LDF
- Founded: 1919
- Headquarters: Vilnius, Lithuania
- Location: Lithuania;
- Members: 20,000
- Key people: Vydas Puskepalis, president
- Affiliations: ITUC, ETUC
- Website: www.ldf.lt

= Lithuanian Labour Federation =

National trade union center

The Lithuanian Labour Federation (Lietuvos darbo federacija, LDF), also known as the Christian Labour Party in 1934–1942, is a national trade union center in Lithuania. It was founded in 1919, but was subsequently dissolved at the time of the Soviet occupation. It was recreated in 1991.

The LDF is affiliated with the International Trade Union Confederation, and the European Trade Union Confederation.

==History==
The party was established on 28 September 1919 during the Kaunas convention of the Lithuanian Christian Workers Association.

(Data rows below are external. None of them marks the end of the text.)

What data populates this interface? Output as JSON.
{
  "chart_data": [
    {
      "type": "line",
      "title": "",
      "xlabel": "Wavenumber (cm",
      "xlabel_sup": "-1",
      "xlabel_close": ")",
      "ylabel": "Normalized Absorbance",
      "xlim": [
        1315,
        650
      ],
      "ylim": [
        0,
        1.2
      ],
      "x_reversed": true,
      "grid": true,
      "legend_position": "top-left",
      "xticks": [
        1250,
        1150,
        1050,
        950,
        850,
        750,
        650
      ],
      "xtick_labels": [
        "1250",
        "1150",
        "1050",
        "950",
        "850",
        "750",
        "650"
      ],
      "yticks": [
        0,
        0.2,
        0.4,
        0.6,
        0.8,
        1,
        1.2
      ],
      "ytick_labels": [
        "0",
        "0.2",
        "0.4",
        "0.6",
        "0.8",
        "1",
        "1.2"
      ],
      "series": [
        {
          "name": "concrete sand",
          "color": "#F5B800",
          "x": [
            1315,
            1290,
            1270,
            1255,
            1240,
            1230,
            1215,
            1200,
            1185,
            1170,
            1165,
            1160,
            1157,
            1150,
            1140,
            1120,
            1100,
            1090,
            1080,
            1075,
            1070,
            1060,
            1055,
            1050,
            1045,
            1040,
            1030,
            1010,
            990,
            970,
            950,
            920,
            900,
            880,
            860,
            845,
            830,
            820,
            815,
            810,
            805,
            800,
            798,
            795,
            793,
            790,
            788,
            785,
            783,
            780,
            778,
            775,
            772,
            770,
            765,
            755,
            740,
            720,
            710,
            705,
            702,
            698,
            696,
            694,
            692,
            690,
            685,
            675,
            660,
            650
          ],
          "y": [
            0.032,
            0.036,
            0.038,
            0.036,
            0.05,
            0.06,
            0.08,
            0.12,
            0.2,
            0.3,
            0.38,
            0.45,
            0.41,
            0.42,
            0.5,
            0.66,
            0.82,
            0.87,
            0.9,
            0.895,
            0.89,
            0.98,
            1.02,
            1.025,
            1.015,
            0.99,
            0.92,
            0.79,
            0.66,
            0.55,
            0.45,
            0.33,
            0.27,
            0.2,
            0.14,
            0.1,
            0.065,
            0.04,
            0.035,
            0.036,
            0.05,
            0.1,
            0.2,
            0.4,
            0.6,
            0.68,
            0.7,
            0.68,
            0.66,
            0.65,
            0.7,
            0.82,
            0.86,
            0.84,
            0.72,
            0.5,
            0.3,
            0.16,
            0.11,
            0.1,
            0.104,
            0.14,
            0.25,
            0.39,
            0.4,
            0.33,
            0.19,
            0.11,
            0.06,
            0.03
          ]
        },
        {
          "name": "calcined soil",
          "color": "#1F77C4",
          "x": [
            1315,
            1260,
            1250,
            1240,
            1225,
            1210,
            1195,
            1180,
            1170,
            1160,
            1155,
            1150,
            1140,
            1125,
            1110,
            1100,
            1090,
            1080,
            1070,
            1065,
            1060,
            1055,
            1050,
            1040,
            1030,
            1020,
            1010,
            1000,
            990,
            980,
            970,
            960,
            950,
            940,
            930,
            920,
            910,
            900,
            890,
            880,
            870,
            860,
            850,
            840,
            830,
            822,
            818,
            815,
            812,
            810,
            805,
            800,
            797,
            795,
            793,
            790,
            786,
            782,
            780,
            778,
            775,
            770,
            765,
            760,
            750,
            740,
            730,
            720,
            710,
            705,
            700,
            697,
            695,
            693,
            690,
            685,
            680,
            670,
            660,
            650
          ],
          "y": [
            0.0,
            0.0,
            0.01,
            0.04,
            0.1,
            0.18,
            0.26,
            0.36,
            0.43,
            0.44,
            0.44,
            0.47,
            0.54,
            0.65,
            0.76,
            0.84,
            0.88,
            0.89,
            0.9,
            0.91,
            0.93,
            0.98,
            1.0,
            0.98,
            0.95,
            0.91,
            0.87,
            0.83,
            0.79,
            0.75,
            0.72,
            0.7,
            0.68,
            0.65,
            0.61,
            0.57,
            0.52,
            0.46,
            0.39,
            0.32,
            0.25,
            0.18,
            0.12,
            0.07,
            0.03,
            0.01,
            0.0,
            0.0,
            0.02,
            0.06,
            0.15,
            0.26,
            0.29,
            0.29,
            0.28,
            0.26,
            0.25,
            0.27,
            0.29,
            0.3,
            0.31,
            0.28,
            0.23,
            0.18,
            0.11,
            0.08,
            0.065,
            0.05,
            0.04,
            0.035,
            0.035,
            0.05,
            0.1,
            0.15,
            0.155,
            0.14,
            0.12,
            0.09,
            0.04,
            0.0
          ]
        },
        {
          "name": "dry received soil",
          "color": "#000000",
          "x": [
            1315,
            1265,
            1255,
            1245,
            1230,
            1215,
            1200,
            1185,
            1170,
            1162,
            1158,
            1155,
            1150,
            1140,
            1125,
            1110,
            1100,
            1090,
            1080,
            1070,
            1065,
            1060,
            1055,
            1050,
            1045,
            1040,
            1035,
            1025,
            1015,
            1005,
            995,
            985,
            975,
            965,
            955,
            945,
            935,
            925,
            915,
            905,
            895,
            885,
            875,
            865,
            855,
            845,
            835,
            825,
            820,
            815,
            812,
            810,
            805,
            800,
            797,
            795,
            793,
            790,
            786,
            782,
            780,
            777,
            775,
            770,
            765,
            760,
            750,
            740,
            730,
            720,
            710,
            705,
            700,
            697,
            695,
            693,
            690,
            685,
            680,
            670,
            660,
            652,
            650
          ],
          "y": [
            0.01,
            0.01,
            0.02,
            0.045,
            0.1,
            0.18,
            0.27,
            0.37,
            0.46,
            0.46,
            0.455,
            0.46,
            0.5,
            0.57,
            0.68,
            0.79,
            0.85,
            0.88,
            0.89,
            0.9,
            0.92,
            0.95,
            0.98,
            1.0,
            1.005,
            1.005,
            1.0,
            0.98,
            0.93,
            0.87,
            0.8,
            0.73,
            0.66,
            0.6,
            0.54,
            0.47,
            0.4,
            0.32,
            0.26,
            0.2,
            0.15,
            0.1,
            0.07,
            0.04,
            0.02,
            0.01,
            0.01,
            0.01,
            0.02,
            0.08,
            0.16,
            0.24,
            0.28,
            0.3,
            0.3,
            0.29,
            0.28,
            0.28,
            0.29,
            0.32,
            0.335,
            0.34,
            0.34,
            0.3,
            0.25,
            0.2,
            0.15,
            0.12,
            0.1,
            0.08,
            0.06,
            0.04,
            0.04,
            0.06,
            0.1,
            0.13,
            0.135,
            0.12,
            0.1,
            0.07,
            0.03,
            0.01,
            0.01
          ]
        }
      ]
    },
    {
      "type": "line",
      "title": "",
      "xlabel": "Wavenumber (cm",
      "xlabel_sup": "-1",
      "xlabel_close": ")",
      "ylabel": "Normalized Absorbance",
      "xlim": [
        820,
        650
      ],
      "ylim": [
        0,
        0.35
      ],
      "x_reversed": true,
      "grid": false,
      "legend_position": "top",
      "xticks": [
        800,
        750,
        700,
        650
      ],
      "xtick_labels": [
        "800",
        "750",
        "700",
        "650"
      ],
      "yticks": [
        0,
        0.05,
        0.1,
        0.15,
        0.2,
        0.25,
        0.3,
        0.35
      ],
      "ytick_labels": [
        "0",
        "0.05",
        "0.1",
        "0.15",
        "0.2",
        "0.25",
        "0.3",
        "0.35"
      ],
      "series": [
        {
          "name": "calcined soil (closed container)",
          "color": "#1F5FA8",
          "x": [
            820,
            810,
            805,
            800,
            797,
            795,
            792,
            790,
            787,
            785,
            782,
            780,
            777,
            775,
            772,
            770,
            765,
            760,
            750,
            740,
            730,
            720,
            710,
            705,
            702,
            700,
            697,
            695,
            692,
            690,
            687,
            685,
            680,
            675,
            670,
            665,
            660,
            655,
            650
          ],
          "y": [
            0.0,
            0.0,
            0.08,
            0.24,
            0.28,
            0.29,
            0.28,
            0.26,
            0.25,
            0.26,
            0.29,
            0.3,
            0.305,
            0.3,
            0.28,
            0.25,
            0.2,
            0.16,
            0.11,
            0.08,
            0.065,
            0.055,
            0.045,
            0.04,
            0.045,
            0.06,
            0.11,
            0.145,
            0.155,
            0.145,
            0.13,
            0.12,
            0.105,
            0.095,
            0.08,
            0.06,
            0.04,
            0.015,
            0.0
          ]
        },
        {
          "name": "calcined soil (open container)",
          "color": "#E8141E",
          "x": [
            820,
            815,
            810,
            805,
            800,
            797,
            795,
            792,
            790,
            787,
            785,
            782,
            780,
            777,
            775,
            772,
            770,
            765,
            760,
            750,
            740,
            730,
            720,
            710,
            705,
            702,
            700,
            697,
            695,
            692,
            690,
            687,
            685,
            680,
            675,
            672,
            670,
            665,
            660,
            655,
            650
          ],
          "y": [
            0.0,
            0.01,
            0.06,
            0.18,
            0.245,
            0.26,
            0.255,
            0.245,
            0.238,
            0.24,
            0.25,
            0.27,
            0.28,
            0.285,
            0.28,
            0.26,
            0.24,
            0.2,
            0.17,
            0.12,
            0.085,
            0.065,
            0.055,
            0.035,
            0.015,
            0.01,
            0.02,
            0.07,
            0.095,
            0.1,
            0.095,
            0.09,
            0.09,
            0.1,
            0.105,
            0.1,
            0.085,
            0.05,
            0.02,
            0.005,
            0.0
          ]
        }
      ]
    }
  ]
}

It won 15 seats in the 1920 elections and became part of the Christian Democratic Bloc alongside the Lithuanian Christian Democratic Party and the Farmers' Association. Together the Bloc held a majority in the Seimas, and formed a government with the Peasant Union. The DF won 11 seats in the 1922 elections, with the Bloc just short of a majority. After governing with the support of independents, early elections were held in 1923 which saw the DF win 12 seats and the Bloc gain a parliamentary majority, allowing it to govern alone.

The 1926 elections saw a significant loss of support for the DF, as its vote share fell from 15% in 1923 to 8%, with the party winning just five seats. As a result, the Christian Democratic Bloc lost its majority and control of the government.

Following the 1926 coup, the DF joined the opposition to the Antanas Smetona government. It was subsequently dissolved by decree in 1932. It was later resurrected as a non-partisan organisation under the name Association of Christian Workers on 15 April 1934, and grew to have 6,000 members by 1938.